Circassia gives up on allergy treatments after second trial failure
UK biotech Circassia has finally given up on its allergy drug development business, citing difficulties in overcoming a strong placebo effect in the trials required for approval by regulators.
After a trial of its house dust mite allergy failed because of this placebo effect, Circassia will now focus on its respiratory business, including a new US collaboration with AstraZeneca.
This was the second time that Circassia has experienced this problem, after a marked placebo effect resulted in the failure of a phase 3 cat allergy therapy last June.
At that time Circassia ended a registration study of its grass allergy treatment, as well as preparatory work for a dose-ranging study of a ragweed allergy therapy.
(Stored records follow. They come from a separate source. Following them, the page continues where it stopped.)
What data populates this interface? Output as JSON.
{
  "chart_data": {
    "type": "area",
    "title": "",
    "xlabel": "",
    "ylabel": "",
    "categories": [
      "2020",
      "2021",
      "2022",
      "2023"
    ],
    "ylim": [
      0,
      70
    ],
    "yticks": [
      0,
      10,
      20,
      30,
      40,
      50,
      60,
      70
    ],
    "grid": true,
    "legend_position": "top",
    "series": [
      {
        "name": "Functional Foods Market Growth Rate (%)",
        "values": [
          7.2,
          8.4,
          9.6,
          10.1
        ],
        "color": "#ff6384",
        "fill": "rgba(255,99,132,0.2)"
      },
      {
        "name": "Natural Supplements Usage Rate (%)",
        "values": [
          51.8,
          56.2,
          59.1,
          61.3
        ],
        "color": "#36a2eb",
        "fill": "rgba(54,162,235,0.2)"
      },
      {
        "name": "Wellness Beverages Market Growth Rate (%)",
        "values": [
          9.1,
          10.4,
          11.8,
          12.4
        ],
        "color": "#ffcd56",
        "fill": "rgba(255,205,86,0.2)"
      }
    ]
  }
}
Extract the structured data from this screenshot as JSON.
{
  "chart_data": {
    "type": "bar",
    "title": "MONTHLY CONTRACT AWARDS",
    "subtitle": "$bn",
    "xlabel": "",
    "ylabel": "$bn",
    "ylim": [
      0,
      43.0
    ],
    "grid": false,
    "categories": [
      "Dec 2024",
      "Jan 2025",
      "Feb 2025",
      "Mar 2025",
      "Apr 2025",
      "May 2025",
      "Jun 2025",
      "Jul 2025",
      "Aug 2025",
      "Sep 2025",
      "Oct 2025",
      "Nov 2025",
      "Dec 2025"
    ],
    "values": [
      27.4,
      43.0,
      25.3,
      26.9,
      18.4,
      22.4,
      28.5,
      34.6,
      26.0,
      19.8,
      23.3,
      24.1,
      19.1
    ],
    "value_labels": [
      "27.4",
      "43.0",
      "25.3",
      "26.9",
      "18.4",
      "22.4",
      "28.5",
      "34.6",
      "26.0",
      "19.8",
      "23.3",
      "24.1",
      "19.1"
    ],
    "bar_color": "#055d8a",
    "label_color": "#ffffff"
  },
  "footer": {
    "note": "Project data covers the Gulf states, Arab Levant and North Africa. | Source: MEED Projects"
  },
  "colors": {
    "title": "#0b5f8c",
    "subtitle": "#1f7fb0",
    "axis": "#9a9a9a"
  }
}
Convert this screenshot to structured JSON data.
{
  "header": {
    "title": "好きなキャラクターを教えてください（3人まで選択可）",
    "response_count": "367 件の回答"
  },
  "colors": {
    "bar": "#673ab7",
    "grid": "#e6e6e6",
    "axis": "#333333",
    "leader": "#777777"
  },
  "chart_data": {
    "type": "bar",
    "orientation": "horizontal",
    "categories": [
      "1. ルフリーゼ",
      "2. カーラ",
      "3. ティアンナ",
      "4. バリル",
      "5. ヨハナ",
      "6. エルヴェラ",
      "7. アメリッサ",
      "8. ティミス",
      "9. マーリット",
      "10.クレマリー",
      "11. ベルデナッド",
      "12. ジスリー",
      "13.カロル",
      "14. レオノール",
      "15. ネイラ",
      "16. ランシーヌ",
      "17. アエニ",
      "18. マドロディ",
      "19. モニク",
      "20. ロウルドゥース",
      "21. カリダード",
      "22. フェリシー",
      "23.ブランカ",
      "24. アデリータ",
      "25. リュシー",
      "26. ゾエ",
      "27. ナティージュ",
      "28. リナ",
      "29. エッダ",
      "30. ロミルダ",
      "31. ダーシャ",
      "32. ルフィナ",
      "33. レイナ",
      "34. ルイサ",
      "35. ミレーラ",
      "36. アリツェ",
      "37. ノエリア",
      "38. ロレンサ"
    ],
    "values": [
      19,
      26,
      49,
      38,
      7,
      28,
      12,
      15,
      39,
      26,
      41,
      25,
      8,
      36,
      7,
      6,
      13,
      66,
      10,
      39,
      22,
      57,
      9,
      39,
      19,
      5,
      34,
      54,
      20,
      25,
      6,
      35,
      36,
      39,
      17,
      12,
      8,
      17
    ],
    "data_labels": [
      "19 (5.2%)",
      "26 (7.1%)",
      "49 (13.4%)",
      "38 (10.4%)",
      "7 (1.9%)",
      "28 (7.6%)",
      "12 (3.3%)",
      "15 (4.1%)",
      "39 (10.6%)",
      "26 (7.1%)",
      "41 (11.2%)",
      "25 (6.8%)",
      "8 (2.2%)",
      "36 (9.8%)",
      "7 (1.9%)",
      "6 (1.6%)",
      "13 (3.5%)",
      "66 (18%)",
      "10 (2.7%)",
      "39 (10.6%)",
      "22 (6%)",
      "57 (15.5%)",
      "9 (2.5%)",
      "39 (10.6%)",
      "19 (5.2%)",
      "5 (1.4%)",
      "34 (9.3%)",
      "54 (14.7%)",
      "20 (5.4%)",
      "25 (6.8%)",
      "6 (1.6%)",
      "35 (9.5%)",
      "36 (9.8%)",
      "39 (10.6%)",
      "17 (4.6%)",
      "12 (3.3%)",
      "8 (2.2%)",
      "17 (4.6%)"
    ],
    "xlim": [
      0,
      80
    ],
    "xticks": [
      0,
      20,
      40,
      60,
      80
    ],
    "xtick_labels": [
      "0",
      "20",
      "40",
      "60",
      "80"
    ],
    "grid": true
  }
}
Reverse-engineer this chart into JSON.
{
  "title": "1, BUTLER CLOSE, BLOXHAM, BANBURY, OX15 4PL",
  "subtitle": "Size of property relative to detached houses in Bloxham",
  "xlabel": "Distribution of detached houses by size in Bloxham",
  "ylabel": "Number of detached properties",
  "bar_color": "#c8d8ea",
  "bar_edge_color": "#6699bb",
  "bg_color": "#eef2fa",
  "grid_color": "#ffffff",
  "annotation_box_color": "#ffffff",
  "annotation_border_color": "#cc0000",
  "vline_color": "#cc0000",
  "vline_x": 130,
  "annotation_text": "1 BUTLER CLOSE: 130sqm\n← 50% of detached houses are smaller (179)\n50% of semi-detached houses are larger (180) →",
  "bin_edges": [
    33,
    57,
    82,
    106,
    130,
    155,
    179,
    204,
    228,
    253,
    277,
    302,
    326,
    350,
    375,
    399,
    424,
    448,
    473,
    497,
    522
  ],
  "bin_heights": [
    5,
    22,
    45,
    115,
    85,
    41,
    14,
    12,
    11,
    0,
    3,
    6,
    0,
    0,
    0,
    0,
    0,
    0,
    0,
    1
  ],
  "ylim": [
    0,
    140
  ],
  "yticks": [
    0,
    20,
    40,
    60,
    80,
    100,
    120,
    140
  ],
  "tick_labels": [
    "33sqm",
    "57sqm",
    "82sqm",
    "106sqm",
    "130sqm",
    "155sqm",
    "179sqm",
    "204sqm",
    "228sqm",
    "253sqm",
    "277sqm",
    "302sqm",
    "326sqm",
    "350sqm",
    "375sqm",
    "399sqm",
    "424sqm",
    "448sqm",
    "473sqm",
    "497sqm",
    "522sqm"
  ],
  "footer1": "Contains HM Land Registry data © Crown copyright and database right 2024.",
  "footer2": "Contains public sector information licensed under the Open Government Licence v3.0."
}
In the phase 2b field study unveiled this week, Circassia’s house dust mite allergy immunotherapy, both the active treatment and placebo greatly reduced allergy symptoms and rescue medication use.
The treatment did not therefore show a significant effect compared with placebo, and the four-armed 12-week study misased its primary endpoint.
Now Circassia’s CEO, Steve Harris, confirmed that the company will make no further investment in its allergy portfolio. The company will now pivot to focus on its respiratory business and a US collaboration with AstraZeneca in chronic obstructive pulmonary disease.
In March, Circassia signed a deal with AZ to lead development and marketing of Tudorza (aclidinium bromide) and Duaklir (formoterol+aclidinium) in a deal worth up to $230 million, plus future royalties.
The companies will share profits and Circassia has an option to secure rights to Tudorza if certain sales targets are met, or if Duaklir is approved by the end of 2019.
Harris said the company is “disappointed” by the outcome of the dust mite study.
Harris said: “It is concerning that in two well-designed field trials, a robust placebo response has confounded our ability to demonstrate a significant treatment effect, despite positive results in earlier chamber studies.”
“We remain convinced that the technology has biologic activity, but we also believe the difficulty in overcoming the placebo effect using the field study designs required by regulators represents a significant hurdle, and consequently we will make no further investment in our allergy portfolio.”
“As indicated previously, we will now focus on our wider respiratory business, in particular our new US commercial collaboration with AstraZeneca, our market-leading NIOX franchise and the development of our broader respiratory portfolio.”
However Circassia has been criticised by one outspoken UK biotech expert, David Grainger. He is a co-founder of Medicxi, a life sciences-focused venture capital business. Tweeting in response to the news yesterday, Grainger dismissed Steve Harris’ claims that the trials were well designed.
Note to Steve Harris (CEO at Circassia): if your drug isn’t better than placebo you cant conclude that it works…
— David Grainger (@sciencescanner) April 18, 2017
Circassia’s most recent published financial reports showed it earned £11.1 million in 2016 from sales of NIOX, its point-of-care an asthma diagnostic, which it expects to post continued sales growth in coming years. However the company saw its cash reserves fall from £202.8 million in 2015 to £138 million in 2016.